Преторианцы в самом деле грузились в фургон. Корд, перемазанный по уши маслом, рассказывал уже в третий раз, как починил машину. И как облетел на авиетке вокруг дозором поглядеть, нет ли поблизости Малековых людей. Но нигде не заметил ни соглядатаев, ни погони. Видимо, потеряв надежду, охранники вернулись в крепость.
– Неофрон с Квинтом сцепились, – сообщил Кассий Лентул, подбегая. – Сейчас точно прикончат друг друга…
Дрались они страшно. По-звериному хрипя, норовя каждым ударом покалечить друг друга или даже убить. Роксана стояла подле и смотрела, даже не делая попытки разнять дерущихся. На мгновение двое мужчин отпрянули друг от друга, переводя дыхание и собираясь с силами. У Неофрона рот был полон крови. У Квинта глаз заплыл, и из носа текло струёй.
– Прекратите! – крикнул Элий. – Или взбесились от жары?!
– Он пустил её по рукам! – Квинт тыкал пальцем в Неофрона, будто нажимал на невидимый спусковой крючок. – Он заставил её переспать с десятком солдат. Мерзавец!
– Я её проучил, – Неофрон сплюнул кровавую слюну. – Она была осведомителем императора. Из-за неё все наши планы пошли к Орку в пасть.
– О чем ты говоришь? – Элий в недоумении перевёл взгляд с Квинта на преторианца. – Она попала в плен к монголам… Но при чем здесь…
– Не о монголах речь! Он заставил её спать с гвардейцами.
– Из-за неё пал Нисибис! Это она передала радиограмму, что Элий жив!
– А я настучал вам в свою очередь! Это я, я её раскрыл! – орал Квинт. – Я сам! Лично! Чтобы перекрыть источник информации. Она обязана была делать то, что делает. А что сделал ты?! Зачем? Элий! – Квинт повернулся к нему. – Как ты позволил такое? – Кулаки Квинта сжимались и разжимались.
Роксана по-прежнему стояла неподвижно. Лишь слабая нехорошая улыбка скользнула по её губам.

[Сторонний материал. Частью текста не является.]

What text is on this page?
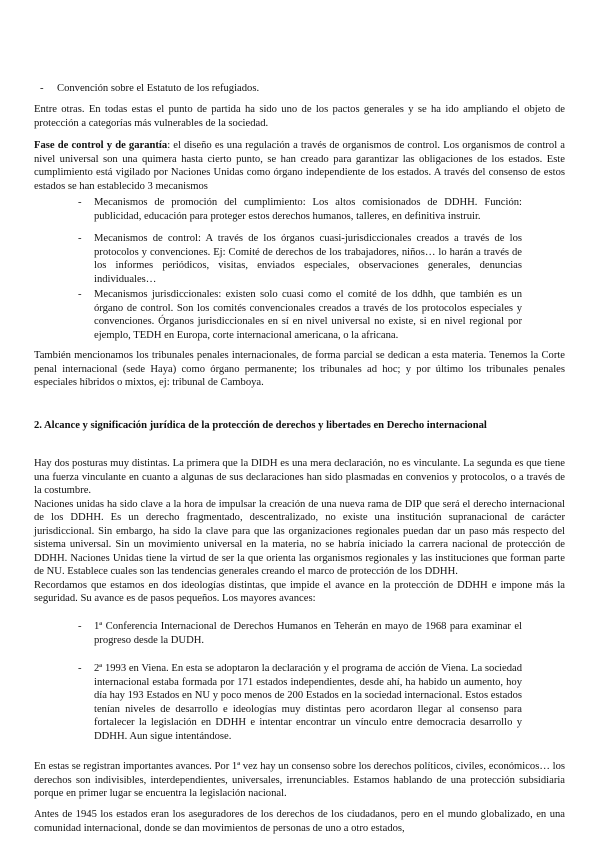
- Convención sobre el Estatuto de los refugiados.

Entre otras. En todas estas el punto de partida ha sido uno de los pactos generales y se ha ido ampliando el objeto de protección a categorías más vulnerables de la sociedad.

Fase de control y de garantía: el diseño es una regulación a través de organismos de control. Los organismos de control a nivel universal son una quimera hasta cierto punto, se han creado para garantizar las obligaciones de los estados. Este cumplimiento está vigilado por Naciones Unidas como órgano independiente de los estados. A través del consenso de estos estados se han establecido 3 mecanismos

- Mecanismos de promoción del cumplimiento: Los altos comisionados de DDHH. Función: publicidad, educación para proteger estos derechos humanos, talleres, en definitiva instruir.

- Mecanismos de control: A través de los órganos cuasi-jurisdiccionales creados a través de los protocolos y convenciones. Ej: Comité de derechos de los trabajadores, niños… lo harán a través de los informes periódicos, visitas, enviados especiales, observaciones generales, denuncias individuales…

- Mecanismos jurisdiccionales: existen solo cuasi como el comité de los ddhh, que también es un órgano de control. Son los comités convencionales creados a través de los protocolos especiales y convenciones. Órganos jurisdiccionales en sí en nivel universal no existe, si en nivel regional por ejemplo, TEDH en Europa, corte internacional americana, o la africana.

También mencionamos los tribunales penales internacionales, de forma parcial se dedican a esta materia. Tenemos la Corte penal internacional (sede Haya) como órgano permanente; los tribunales ad hoc; y por último los tribunales penales especiales híbridos o mixtos, ej: tribunal de Camboya.

2. Alcance y significación jurídica de la protección de derechos y libertades en Derecho internacional

Hay dos posturas muy distintas. La primera que la DIDH es una mera declaración, no es vinculante. La segunda es que tiene una fuerza vinculante en cuanto a algunas de sus declaraciones han sido plasmadas en convenios y protocolos, o a través de la costumbre.
Naciones unidas ha sido clave a la hora de impulsar la creación de una nueva rama de DIP que será el derecho internacional de los DDHH. Es un derecho fragmentado, descentralizado, no existe una institución supranacional de carácter jurisdiccional. Sin embargo, ha sido la clave para que las organizaciones regionales puedan dar un paso más respecto del sistema universal. Sin un movimiento universal en la materia, no se habría iniciado la carrera nacional de protección de DDHH. Naciones Unidas tiene la virtud de ser la que orienta las organismos regionales y las instituciones que forman parte de NU. Establece cuales son las tendencias generales creando el marco de protección de los DDHH.
Recordamos que estamos en dos ideologías distintas, que impide el avance en la protección de DDHH e impone más la seguridad. Su avance es de pasos pequeños. Los mayores avances:

- 1ª Conferencia Internacional de Derechos Humanos en Teherán en mayo de 1968 para examinar el progreso desde la DUDH.

- 2ª 1993 en Viena. En esta se adoptaron la declaración y el programa de acción de Viena. La sociedad internacional estaba formada por 171 estados independientes, desde ahí, ha habido un aumento, hoy día hay 193 Estados en NU y poco menos de 200 Estados en la sociedad internacional. Estos estados tenían niveles de desarrollo e ideologías muy distintas pero acordaron llegar al consenso para fortalecer la legislación en DDHH e intentar encontrar un vínculo entre democracia desarrollo y DDHH. Aun sigue intentándose.

En estas se registran importantes avances. Por 1ª vez hay un consenso sobre los derechos políticos, civiles, económicos… los derechos son indivisibles, interdependientes, universales, irrenunciables. Estamos hablando de una protección subsidiaria porque en primer lugar se encuentra la legislación nacional.

Antes de 1945 los estados eran los aseguradores de los derechos de los ciudadanos, pero en el mundo globalizado, en una comunidad internacional, donde se dan movimientos de personas de uno a otro estados,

– О чем он говорит? – спросил Элий.
– Не знаю. Кажется, о тебе. – Что-то от прежней дерзкой, надменной Роксаны мелькнуло на мгновение в её взгляде и пропало.
– Элий был ранен и ничего не знал, – честно признался Неофрон.
– Но знал Рутилий. – Роксана выглядела почти невозмутимой. Бешенство Квинта казалось неестественным, почти преувеличенным рядом с её спокойствием.
– Рутилий погиб, – напомнил Неофрон.
– Зато ты жив! – заорал Квинт. – Я оставлю тебя в пустыне, брошу на растерзание Малеку…
– Да прекрати ты! – равнодушно пожал плечами Неофрон. – Я немножко поучил бабёнку. Из-за неё погибло столько ребят. Я заставил её ублажить нескольких мальчишек перед тем, как их прикончили варвары. Или тебе, Роксана, не понравились наши ребята? Клянусь Венерой, все они были предупредительны и нежны. А один чуть не плакал от восторга и клялся, что женится на тебе, если вернётся в Рим. К сожалению, он остался в Нисибисе. Свои ошибки надо искупать. А уж после, когда она попала в плен, её трахали по очереди Малековы прихвостни.
Так что не все ли равно, сколько человек её поимели – десять или двадцать.
Вагина выдержала – можешь туда засунуть свой меч.
Квинт выхватил из кобуры «магнум». Элий успел толкнуть фрументария под руку. Выстрел прозвучал, но пуля улетела в небо.
– Ну вот и плата за воспитание! – пожал плечами Неофрон. Кажется, он нисколько не испугался. И не удивился.
Роксана, видя, что драка закончилась несколькими зуботычинами, ушла. Её не интересовало, что эти трое наговорят друг другу. Квинт уже не убьёт Неофрона – это было ясно.
– Я как глава этого маленького отряда вдали от Рима, – сказал Элий,-приговариваю тебя, Неофрон, к изгнанию. Десять лет ты не имеешь права на возвращение. И рядом с нами не желаю тебя видеть. Как только мы выберемся из пустыни, ты уйдёшь.
– Но… – начал было Квинт.
– Я уйду, – неожиданно почти охотно согласился Неофрон. – Но ты не имеешь права никого ни к чему приговаривать, Элий. Или ты не слышал, что сказал Квинт? Нас всех приняли за мертвецов. Нас оплакали, нам воздвигли кенотафы. Ты ещё не забыл право? Отныне мы не римские граждане. Мы изгои. Мы даже не имеем права носить тоги. Ты – варвар, Элий. И теперь только Риму решать, сколько лет нам шляться вдали от родного порога. Но я уйду. Я даже не буду выбираться из пустыни вместе с другими. Уйду один. Позволит Фортуна – спасусь, нет – погибну.